In a complaint filed this week in U.S. District Court, Denver lawyer Jessica Peck says the statute prevents her and others from speaking out about “misfeasance and malfeasance on the part of government officials” without fear of prosecution.

“Every time we lose yet another kid to preventable violence, we must start asking some very serious questions,” Peck said in an emailed statement. Too often, she wrote, the state’s child protective services system “is the only source that gets to decide our answers. The agency operates in darkness, empowered to bully into silence the grieving families, reporters and lawyers who dare to question the agency’s role in any derogatory way.”

federal courthouse

The state statute in question is § 19-1-307, which is intended to protect the privacy of children, families and informants in child abuse and neglect cases. It makes all identifying information in reports about those cases confidential, and anyone who violates the provision faces a fine of up to $300. Anyone who improperly releases information contained in the reports faces a class 1 misdemeanor charge.

Peck, who handles family law and juvenile court matters, says in her lawsuit that she frequently obtains records containing “factually false information detrimental to her clients that is presented as fact.” Although the law allows government agencies and contractors to exchange case information, “it provides no means to allow parents to reveal information specific to caseworker misconduct, but for very limited exceptions, most typically only accruing after a child’s death by homicide,” her statement says. “The statute does not allow for records release in those cases where a child dies by suicide.”

Her concern, she says, is “the need to hold caseworkers accountable before children die. Under existing language, it is very difficult to make this happen.”

In January, 5280 magazine published an article about the suicide death of a 9-year-old boy and possible misconduct by human services caseworkers. The lawsuit filed by Peck, who represented the boy’s family, says that police contacted 5280 staffers and a caseworker who “blew the whistle” in the article, demanding to know who released the boy’s records.

The suit also references a January Westword article in which Peck accused Denver Human Services workers of filing a case against her client “without a single shred of evidence.” Soon after the article was published, the lawsuit says, Peck was issued a gag order and threatened with prosecution, even though she didn’t disclose identifying information about a child, family member or others named in a child abuse record.

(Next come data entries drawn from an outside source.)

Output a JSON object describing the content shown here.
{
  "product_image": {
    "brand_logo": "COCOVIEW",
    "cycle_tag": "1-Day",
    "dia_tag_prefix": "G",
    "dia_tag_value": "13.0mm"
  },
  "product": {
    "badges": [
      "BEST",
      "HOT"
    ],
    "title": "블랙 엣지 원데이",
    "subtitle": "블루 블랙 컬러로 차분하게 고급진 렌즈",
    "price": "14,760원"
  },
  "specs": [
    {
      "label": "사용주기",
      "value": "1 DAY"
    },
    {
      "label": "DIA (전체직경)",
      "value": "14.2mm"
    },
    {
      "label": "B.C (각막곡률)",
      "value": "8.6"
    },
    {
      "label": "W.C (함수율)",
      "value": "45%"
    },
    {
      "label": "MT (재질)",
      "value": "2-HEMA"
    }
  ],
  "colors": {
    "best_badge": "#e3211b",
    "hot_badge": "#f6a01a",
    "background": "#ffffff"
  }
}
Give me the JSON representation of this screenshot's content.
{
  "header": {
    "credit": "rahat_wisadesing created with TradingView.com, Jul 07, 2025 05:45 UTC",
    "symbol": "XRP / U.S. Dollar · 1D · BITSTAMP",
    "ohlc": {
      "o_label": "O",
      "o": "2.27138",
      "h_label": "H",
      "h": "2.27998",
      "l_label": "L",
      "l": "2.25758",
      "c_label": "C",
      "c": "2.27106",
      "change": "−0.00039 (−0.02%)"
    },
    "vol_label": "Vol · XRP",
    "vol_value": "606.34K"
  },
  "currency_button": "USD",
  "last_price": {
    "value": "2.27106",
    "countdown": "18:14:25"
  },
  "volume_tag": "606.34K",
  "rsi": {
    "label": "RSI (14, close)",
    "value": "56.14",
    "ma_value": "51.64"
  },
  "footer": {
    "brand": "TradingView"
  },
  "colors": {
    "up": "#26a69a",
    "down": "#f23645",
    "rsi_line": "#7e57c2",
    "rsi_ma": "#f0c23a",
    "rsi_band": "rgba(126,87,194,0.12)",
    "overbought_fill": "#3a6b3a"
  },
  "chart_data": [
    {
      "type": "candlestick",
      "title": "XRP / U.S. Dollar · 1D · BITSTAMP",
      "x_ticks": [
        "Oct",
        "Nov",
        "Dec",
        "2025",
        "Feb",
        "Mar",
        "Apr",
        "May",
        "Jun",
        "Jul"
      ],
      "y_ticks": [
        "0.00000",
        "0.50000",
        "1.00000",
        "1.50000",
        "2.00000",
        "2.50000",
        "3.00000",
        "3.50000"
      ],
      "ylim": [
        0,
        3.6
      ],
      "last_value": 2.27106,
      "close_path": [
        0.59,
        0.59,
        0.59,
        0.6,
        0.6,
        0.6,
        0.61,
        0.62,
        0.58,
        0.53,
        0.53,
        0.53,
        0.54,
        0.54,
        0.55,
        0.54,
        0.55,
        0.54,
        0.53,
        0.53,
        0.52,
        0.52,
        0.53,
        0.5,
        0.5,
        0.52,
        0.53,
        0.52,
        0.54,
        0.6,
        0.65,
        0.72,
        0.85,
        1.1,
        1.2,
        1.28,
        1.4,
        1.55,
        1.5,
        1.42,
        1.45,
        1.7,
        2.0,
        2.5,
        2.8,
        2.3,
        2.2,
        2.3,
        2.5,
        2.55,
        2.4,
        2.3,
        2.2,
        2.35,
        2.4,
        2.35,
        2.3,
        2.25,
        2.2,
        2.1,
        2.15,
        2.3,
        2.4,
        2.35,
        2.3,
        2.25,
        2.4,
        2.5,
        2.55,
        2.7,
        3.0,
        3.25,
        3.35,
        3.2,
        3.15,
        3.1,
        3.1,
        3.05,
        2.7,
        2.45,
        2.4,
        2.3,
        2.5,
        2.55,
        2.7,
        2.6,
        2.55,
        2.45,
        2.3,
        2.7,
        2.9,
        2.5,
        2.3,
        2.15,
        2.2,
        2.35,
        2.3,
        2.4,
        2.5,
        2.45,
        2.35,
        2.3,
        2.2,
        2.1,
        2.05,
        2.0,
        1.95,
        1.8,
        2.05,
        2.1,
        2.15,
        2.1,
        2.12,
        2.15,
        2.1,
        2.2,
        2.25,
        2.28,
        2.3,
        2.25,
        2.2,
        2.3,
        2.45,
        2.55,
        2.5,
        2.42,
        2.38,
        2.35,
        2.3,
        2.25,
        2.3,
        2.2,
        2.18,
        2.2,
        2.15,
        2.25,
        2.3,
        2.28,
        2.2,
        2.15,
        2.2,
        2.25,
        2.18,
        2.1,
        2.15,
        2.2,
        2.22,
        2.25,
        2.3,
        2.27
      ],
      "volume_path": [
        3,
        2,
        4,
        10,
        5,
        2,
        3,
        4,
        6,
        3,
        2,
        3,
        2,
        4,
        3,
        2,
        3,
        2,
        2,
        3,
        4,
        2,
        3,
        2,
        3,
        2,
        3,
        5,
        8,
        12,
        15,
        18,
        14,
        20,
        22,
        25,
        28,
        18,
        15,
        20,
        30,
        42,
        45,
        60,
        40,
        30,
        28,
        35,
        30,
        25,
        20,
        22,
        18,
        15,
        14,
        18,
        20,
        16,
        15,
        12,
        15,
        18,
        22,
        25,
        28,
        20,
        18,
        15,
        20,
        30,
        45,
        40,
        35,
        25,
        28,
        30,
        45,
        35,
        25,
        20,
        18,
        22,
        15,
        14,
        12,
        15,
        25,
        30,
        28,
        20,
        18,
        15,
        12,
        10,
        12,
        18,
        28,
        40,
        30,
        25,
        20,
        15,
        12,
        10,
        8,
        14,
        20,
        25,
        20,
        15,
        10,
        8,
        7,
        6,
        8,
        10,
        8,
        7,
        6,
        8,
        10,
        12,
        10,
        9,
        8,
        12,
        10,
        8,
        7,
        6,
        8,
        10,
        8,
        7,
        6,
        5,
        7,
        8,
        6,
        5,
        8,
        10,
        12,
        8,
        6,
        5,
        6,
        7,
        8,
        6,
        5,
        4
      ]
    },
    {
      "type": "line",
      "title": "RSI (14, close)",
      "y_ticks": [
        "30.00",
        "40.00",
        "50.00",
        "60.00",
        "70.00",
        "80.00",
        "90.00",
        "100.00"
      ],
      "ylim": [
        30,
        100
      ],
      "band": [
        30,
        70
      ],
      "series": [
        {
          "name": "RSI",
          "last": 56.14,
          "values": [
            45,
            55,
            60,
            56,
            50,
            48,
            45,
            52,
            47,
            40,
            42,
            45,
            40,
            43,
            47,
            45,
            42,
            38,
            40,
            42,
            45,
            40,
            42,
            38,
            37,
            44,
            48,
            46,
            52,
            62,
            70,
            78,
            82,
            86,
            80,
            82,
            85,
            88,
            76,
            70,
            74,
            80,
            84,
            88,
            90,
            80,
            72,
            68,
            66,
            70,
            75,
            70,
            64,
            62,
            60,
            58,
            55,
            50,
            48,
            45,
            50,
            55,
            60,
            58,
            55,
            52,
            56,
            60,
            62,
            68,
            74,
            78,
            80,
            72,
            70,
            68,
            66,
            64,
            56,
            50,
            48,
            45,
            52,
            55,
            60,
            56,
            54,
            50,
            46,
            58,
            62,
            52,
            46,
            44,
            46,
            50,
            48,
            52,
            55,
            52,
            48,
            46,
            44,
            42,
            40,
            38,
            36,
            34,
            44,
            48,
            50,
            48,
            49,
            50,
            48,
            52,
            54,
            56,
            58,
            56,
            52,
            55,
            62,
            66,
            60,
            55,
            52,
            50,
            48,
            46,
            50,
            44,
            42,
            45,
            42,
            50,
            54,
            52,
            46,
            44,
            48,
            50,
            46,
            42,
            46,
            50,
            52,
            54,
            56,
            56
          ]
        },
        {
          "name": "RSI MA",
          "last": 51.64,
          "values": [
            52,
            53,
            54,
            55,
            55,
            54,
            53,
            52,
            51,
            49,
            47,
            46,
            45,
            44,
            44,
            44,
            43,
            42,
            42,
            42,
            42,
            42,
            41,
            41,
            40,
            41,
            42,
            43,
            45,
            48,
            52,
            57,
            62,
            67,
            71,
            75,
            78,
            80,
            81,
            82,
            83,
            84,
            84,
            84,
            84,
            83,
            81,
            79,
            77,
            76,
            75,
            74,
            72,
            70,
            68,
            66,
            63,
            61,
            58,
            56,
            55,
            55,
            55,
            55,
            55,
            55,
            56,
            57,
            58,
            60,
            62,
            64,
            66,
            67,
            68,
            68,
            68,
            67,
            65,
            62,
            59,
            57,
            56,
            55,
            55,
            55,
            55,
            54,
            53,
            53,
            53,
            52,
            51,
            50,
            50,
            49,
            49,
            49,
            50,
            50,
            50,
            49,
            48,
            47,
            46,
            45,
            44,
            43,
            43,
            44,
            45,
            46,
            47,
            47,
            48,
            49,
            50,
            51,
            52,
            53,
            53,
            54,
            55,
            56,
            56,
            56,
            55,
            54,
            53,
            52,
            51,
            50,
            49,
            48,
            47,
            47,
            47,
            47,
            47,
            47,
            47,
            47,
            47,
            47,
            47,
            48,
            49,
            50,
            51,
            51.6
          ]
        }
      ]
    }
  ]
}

“As a result of the gag order and threat of prosecution, Ms. Peck believes she cannot disclose governmental abuse when it relates to a child abuse report,” her complaint says. “… Ms. Peck’s speech has been, and remains, chilled and abridged.”

Peck’s lawsuit contends that the state statute is “overbroad” and violates the First Amendment rights of those who seek to expose official misconduct. It also claims the prohibitions in § 19-1-307 are vague and “criminalize protected speech” under the Colorado Constitution’s free speech clause.

“This statute we are attacking is a bureaucrat’s dream, shielding those responsible for protection of our children from all meaningful accountability,” said Tom Kelley, Peck’s attorney. “In the process, it tramples the free speech rights of those who would expose official lapses, incompetence and wrongdoing.”

Kelley, who is of counsel at Killmer, Lane & Newman, is past president of the Colorado Freedom of Information Coalition and a current board member.

Peck’s lawsuit names as defendants Gov. Jared Polis, Attorney General Phil Weiser and Denver District Attorney Beth McCann. Lawrence Pacheco, Weiser’s spokesman, said he couldn’t comment on an active case. Carolyn Tyler, McCann’s spokeswoman, said she couldn’t discuss the case because the office hadn’t been formally served with the suit.

Conor Cahill, press secretary for the governor, provided a statement: “We can’t comment on pending litigation, but know the Governor cares deeply about children safety and the welfare of all Coloradans.”